Mostly, though, the hardest part about all of this is the mental stuff.* Some days really are better than others, where I feel optimistic & think “ok, we’re chugging along, this will all pass soon, things are going pretty well, all things considered, every day is another day towards being better.” And then there are days where I struggle, mightily, to not just fall into thinking nothing but dooooooom “I feel like I’m never going to be better, I’m creating such a burden for my husband, is this ever going to not hurt, I can’t do anything on my own, OH MY GOD I JUST WANT TO WALK INTO THE BATHROOM ON MY OWN TWO FEET IS THAT SO DAMN HARD?” The mental stuff is where I really feel, sometimes, like it’s 1 step forward, 2 steps back, and it sucks. I want to be able to just suck it up, or always be positive, but it’s just hard sometimes.**

But.

Even on the rough days, it’s another day forward. I’m healing, even if my brain is freaking out. I WILL get through this eventually, it’s just a matter of time. So even when it’s hard, even when I’m having an emotional meltdown, my body is still moving forward, healing, however slowly it may be. It’s hard, but it WILL happen. I may shed some tears of pain and frustration but it WILL happen. It IS happening.

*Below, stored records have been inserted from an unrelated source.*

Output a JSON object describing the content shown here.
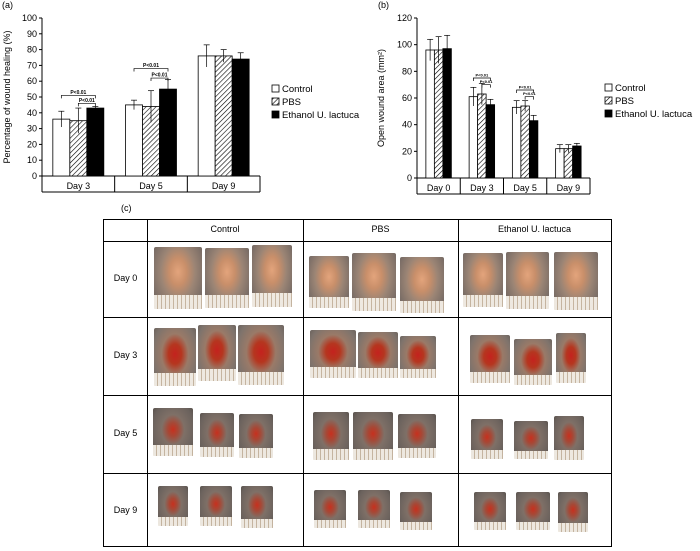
{
  "panel_labels": {
    "a": "(a)",
    "b": "(b)",
    "c": "(c)"
  },
  "chart_data": [
    {
      "type": "bar",
      "ylabel": "Percentage of wound healing (%)",
      "xlabel": "",
      "ylim": [
        0,
        100
      ],
      "yticks": [
        "0",
        "10",
        "20",
        "30",
        "40",
        "50",
        "60",
        "70",
        "80",
        "90",
        "100"
      ],
      "categories": [
        "Day 3",
        "Day 5",
        "Day 9"
      ],
      "series": [
        {
          "name": "Control",
          "values": [
            36,
            45,
            76
          ],
          "errors": [
            5,
            3,
            7
          ],
          "pattern": "white"
        },
        {
          "name": "PBS",
          "values": [
            35,
            44,
            76
          ],
          "errors": [
            8,
            10,
            4
          ],
          "pattern": "hatch"
        },
        {
          "name": "Ethanol U. lactuca",
          "values": [
            43,
            55,
            74
          ],
          "errors": [
            1,
            6,
            4
          ],
          "pattern": "black"
        }
      ],
      "legend": {
        "placement": "right",
        "entries": [
          "Control",
          "PBS",
          "Ethanol U. lactuca"
        ]
      },
      "annotations": [
        {
          "text": "P<0.01",
          "group": "Day 3",
          "from": "Control",
          "to": "Ethanol U. lactuca",
          "level": 51
        },
        {
          "text": "P<0.01",
          "group": "Day 3",
          "from": "PBS",
          "to": "Ethanol U. lactuca",
          "level": 46
        },
        {
          "text": "P<0.01",
          "group": "Day 5",
          "from": "Control",
          "to": "Ethanol U. lactuca",
          "level": 68
        },
        {
          "text": "P<0.01",
          "group": "Day 5",
          "from": "PBS",
          "to": "Ethanol U. lactuca",
          "level": 62
        }
      ]
    },
    {
      "type": "bar",
      "ylabel": "Open wound area (mm²)",
      "xlabel": "",
      "ylim": [
        0,
        120
      ],
      "yticks": [
        "0",
        "20",
        "40",
        "60",
        "80",
        "100",
        "120"
      ],
      "categories": [
        "Day 0",
        "Day 3",
        "Day 5",
        "Day 9"
      ],
      "series": [
        {
          "name": "Control",
          "values": [
            96,
            61,
            53,
            22
          ],
          "errors": [
            8,
            7,
            5,
            3
          ],
          "pattern": "white"
        },
        {
          "name": "PBS",
          "values": [
            96,
            63,
            54,
            22
          ],
          "errors": [
            10,
            8,
            4,
            3
          ],
          "pattern": "hatch"
        },
        {
          "name": "Ethanol U. lactuca",
          "values": [
            97,
            55,
            43,
            24
          ],
          "errors": [
            10,
            4,
            4,
            2
          ],
          "pattern": "black"
        }
      ],
      "legend": {
        "placement": "right",
        "entries": [
          "Control",
          "PBS",
          "Ethanol U. lactuca"
        ]
      },
      "annotations": [
        {
          "text": "P<0.01",
          "group": "Day 3",
          "from": "Control",
          "to": "Ethanol U. lactuca",
          "level": 75
        },
        {
          "text": "P<0.01",
          "group": "Day 3",
          "from": "PBS",
          "to": "Ethanol U. lactuca",
          "level": 70
        },
        {
          "text": "P<0.01",
          "group": "Day 5",
          "from": "Control",
          "to": "Ethanol U. lactuca",
          "level": 66
        },
        {
          "text": "P<0.01",
          "group": "Day 5",
          "from": "PBS",
          "to": "Ethanol U. lactuca",
          "level": 61
        }
      ]
    }
  ],
  "photo_table": {
    "columns": [
      "Control",
      "PBS",
      "Ethanol U. lactuca"
    ],
    "rows": [
      "Day 0",
      "Day 3",
      "Day 5",
      "Day 9"
    ]
  }
}
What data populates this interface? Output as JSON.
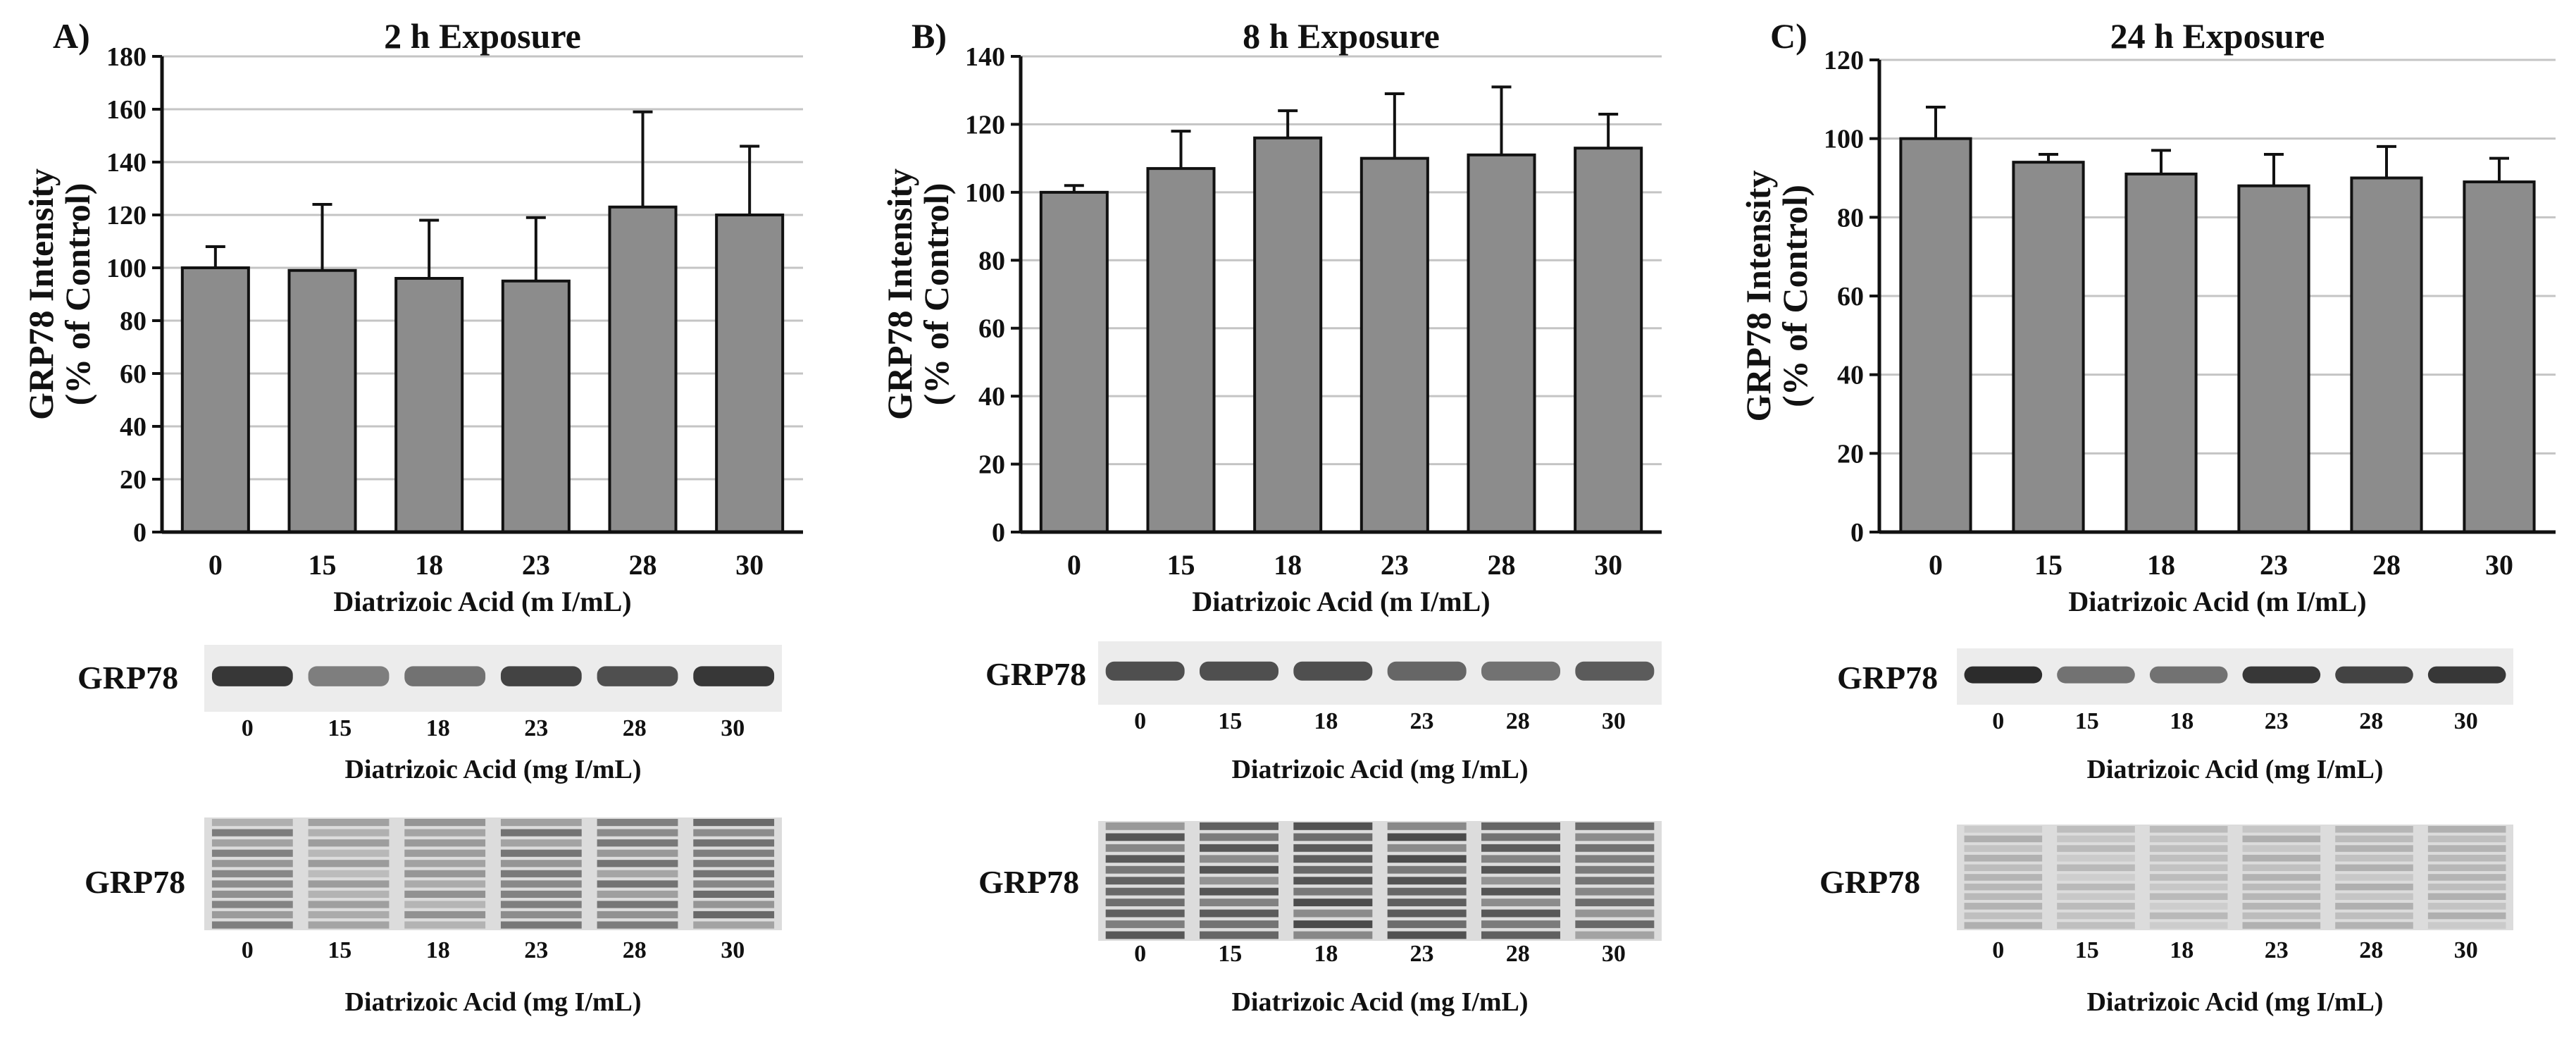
{
  "chart_data": [
    {
      "panel_letter": "A)",
      "type": "bar",
      "title": "2 h Exposure",
      "ylabel_line1": "GRP78 Intensity",
      "ylabel_line2": "(% of Control)",
      "xlabel": "Diatrizoic Acid (m I/mL)",
      "categories": [
        "0",
        "15",
        "18",
        "23",
        "28",
        "30"
      ],
      "values": [
        100,
        99,
        96,
        95,
        123,
        120
      ],
      "error_upper": [
        108,
        124,
        118,
        119,
        159,
        146
      ],
      "ylim": [
        0,
        180
      ],
      "yticks": [
        0,
        20,
        40,
        60,
        80,
        100,
        120,
        140,
        160,
        180
      ],
      "grid": true,
      "bar_color": "#8c8c8c",
      "blots": [
        {
          "label": "GRP78",
          "lanes": [
            "0",
            "15",
            "18",
            "23",
            "28",
            "30"
          ],
          "xlabel": "Diatrizoic Acid (mg I/mL)",
          "band_intensity": [
            0.85,
            0.55,
            0.6,
            0.8,
            0.75,
            0.85
          ],
          "style": "band"
        },
        {
          "label": "GRP78",
          "lanes": [
            "0",
            "15",
            "18",
            "23",
            "28",
            "30"
          ],
          "xlabel": "Diatrizoic Acid (mg I/mL)",
          "band_intensity": [
            0.55,
            0.4,
            0.45,
            0.6,
            0.6,
            0.65
          ],
          "style": "total"
        }
      ]
    },
    {
      "panel_letter": "B)",
      "type": "bar",
      "title": "8 h Exposure",
      "ylabel_line1": "GRP78 Intensity",
      "ylabel_line2": "(% of Control)",
      "xlabel": "Diatrizoic Acid (m I/mL)",
      "categories": [
        "0",
        "15",
        "18",
        "23",
        "28",
        "30"
      ],
      "values": [
        100,
        107,
        116,
        110,
        111,
        113
      ],
      "error_upper": [
        102,
        118,
        124,
        129,
        131,
        123
      ],
      "ylim": [
        0,
        140
      ],
      "yticks": [
        0,
        20,
        40,
        60,
        80,
        100,
        120,
        140
      ],
      "grid": true,
      "bar_color": "#8c8c8c",
      "blots": [
        {
          "label": "GRP78",
          "lanes": [
            "0",
            "15",
            "18",
            "23",
            "28",
            "30"
          ],
          "xlabel": "Diatrizoic Acid (mg I/mL)",
          "band_intensity": [
            0.75,
            0.75,
            0.75,
            0.65,
            0.6,
            0.7
          ],
          "style": "band"
        },
        {
          "label": "GRP78",
          "lanes": [
            "0",
            "15",
            "18",
            "23",
            "28",
            "30"
          ],
          "xlabel": "Diatrizoic Acid (mg I/mL)",
          "band_intensity": [
            0.75,
            0.75,
            0.8,
            0.8,
            0.75,
            0.65
          ],
          "style": "total"
        }
      ]
    },
    {
      "panel_letter": "C)",
      "type": "bar",
      "title": "24 h Exposure",
      "ylabel_line1": "GRP78 Intensity",
      "ylabel_line2": "(% of Control)",
      "xlabel": "Diatrizoic Acid (m I/mL)",
      "categories": [
        "0",
        "15",
        "18",
        "23",
        "28",
        "30"
      ],
      "values": [
        100,
        94,
        91,
        88,
        90,
        89
      ],
      "error_upper": [
        108,
        96,
        97,
        96,
        98,
        95
      ],
      "ylim": [
        0,
        120
      ],
      "yticks": [
        0,
        20,
        40,
        60,
        80,
        100,
        120
      ],
      "grid": true,
      "bar_color": "#8c8c8c",
      "blots": [
        {
          "label": "GRP78",
          "lanes": [
            "0",
            "15",
            "18",
            "23",
            "28",
            "30"
          ],
          "xlabel": "Diatrizoic Acid (mg I/mL)",
          "band_intensity": [
            0.9,
            0.6,
            0.6,
            0.85,
            0.8,
            0.85
          ],
          "style": "band"
        },
        {
          "label": "GRP78",
          "lanes": [
            "0",
            "15",
            "18",
            "23",
            "28",
            "30"
          ],
          "xlabel": "Diatrizoic Acid (mg I/mL)",
          "band_intensity": [
            0.3,
            0.25,
            0.25,
            0.3,
            0.3,
            0.3
          ],
          "style": "total"
        }
      ]
    }
  ]
}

I do wish it was happening faster though. This recovery thing is for the birds.

*don’t get me wrong, the not having the use of both legs is hard, really hard. But the days when I can’t get my head out of the cycle of dooooom, it’s even harder.

**I am trying different things to try and get out of my own head on the days it’s rough: reading, work, watching silly tv instead of angsty or high drama tv, leaving the house even if it’s just a short drive, anything to sort of shake out of my funk/get out of my head. But still. Hard.

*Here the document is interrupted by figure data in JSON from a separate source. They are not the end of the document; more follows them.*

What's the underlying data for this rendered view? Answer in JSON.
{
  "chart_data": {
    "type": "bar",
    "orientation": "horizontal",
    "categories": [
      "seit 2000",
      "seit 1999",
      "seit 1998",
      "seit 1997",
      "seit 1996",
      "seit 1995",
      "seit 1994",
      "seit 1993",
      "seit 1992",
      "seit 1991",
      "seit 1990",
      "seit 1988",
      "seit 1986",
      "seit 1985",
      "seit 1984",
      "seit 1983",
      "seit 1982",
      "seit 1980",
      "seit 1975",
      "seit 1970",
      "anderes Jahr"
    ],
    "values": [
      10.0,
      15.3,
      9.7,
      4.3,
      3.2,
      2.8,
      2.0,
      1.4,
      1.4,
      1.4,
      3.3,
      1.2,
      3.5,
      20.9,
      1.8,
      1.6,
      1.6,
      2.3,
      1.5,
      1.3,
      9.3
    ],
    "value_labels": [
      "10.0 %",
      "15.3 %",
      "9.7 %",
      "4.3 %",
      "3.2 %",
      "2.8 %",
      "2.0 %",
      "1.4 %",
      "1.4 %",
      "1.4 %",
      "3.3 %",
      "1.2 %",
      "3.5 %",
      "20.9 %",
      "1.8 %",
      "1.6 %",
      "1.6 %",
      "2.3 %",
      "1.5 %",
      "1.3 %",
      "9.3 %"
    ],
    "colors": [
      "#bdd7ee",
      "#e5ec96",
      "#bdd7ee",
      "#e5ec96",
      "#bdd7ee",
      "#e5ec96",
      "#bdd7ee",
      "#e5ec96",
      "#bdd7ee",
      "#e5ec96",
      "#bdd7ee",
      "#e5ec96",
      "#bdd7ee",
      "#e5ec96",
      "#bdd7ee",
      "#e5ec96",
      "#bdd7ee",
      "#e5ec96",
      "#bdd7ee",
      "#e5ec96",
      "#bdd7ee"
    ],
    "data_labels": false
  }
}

Nonsequiturchica July 22, 2015 at 7:44 pm

i’m sorry things aren’t going great but every day that passes since your surgery is another day closer to when you get back to normal.

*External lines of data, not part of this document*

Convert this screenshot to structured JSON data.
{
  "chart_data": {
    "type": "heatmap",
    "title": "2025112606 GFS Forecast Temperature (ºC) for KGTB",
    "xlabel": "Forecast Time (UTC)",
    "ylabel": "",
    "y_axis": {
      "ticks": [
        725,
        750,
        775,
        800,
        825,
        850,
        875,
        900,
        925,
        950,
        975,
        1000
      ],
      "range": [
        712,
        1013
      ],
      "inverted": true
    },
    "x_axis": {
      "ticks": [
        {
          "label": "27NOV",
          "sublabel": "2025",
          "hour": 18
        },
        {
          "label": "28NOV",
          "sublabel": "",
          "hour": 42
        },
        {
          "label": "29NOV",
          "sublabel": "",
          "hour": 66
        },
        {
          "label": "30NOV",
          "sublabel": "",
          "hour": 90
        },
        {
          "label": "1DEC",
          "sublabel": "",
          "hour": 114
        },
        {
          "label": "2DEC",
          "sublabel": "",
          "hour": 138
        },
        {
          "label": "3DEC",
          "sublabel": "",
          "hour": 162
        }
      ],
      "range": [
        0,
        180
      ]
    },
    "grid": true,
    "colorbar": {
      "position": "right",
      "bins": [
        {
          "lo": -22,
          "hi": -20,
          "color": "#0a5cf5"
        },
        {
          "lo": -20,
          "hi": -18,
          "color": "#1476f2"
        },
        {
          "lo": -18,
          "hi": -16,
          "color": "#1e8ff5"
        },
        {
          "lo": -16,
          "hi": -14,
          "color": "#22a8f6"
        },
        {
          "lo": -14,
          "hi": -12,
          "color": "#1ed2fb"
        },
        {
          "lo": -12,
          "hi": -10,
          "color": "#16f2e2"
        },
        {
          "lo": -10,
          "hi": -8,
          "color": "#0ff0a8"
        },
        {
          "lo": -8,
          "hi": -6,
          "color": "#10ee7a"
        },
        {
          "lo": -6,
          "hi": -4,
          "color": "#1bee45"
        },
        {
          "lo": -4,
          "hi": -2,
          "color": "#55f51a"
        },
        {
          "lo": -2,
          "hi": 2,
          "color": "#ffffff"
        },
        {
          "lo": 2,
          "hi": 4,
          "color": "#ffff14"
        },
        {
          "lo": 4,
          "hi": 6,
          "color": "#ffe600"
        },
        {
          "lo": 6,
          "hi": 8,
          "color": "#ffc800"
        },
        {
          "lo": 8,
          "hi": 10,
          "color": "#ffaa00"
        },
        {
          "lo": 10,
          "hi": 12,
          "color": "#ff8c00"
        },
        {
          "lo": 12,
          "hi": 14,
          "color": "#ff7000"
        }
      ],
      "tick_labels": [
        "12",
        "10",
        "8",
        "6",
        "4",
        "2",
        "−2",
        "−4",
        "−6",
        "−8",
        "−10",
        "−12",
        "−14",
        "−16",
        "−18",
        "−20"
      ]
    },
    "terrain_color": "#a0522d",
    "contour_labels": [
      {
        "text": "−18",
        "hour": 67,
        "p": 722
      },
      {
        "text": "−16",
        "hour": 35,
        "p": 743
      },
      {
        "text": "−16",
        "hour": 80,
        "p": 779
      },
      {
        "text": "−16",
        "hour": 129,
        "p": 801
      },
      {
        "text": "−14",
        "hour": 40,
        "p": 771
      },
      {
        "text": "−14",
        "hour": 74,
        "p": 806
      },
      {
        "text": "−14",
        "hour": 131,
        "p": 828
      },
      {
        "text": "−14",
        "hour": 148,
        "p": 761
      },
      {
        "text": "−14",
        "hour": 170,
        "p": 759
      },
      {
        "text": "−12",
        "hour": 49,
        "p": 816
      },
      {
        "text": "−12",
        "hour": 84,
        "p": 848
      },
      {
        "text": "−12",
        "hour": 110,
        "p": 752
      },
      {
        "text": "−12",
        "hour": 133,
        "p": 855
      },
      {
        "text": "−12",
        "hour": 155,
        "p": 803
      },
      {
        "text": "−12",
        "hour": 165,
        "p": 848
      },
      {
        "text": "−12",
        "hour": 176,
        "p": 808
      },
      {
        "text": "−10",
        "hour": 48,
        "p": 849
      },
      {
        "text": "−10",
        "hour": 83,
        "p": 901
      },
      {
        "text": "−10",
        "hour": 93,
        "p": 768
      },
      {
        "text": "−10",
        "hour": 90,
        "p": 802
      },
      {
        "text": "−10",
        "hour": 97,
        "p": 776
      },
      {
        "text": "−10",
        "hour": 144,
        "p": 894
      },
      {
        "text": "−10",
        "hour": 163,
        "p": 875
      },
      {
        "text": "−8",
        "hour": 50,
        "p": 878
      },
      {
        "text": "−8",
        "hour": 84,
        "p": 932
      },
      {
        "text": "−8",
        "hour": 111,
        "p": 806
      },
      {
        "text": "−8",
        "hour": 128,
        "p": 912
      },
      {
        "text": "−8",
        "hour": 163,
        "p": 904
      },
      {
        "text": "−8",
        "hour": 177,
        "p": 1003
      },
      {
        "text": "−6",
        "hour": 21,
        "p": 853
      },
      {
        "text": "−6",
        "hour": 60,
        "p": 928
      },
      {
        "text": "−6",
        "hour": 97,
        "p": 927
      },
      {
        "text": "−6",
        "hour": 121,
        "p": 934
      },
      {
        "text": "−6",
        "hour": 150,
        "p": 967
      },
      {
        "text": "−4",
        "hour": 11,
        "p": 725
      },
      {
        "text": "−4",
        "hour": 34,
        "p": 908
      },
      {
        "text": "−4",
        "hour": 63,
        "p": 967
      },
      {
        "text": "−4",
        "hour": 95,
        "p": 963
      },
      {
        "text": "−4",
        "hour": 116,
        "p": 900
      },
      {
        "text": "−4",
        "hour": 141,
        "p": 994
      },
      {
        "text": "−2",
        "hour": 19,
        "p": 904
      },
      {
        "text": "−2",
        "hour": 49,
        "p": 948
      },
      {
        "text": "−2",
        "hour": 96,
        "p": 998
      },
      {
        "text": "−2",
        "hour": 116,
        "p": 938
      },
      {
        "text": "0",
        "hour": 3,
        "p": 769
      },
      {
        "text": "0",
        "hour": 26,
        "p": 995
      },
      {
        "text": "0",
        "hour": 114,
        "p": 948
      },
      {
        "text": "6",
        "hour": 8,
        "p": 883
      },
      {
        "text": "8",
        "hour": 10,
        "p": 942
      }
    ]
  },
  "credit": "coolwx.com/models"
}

Madelyn July 23, 2015 at 4:28 pm

From Madelyn in Alabama

Hang in there!
This isse is so fresh cuz a dear friend just now is recovering fro a knee replacement. That after these last few years having TWO hip surgeries (first one botched) second repaired the botch), another spine surgery after long past back surgeries. Then her husband had a sort of botched colon surgery that eventually turned out okay but a long recovery.

We talked of the “doom” that invades us at times yesterday when I visited in the hospital.

Sounds cliche, but – one day at the time. AND go thru the doomr-iddeness rather than around it!

Again, hang in.

Ann July 23, 2015 at 6:45 pm

It sounds like recovery totally sucks! I’d be enormously really frustrated too! I’m thinking of you and crossing my fingers that it will continue with looking more up than down with each passing day.

Carmen July 27, 2015 at 3:20 pm

Hey, Ginger. I can only imagine how awful this whole situation is; I think I would find the mental part the most challenging as well. I’m a “glass is half empty” sort of person and I think I would have a hard time staying positive. But I KNOW that you will not be a burden on your husband forever (and I also KNOW that he doesn’t think of it that way AT ALL) and I KNOW that things are improving every day, even if it’s hard to see it. Hang in there!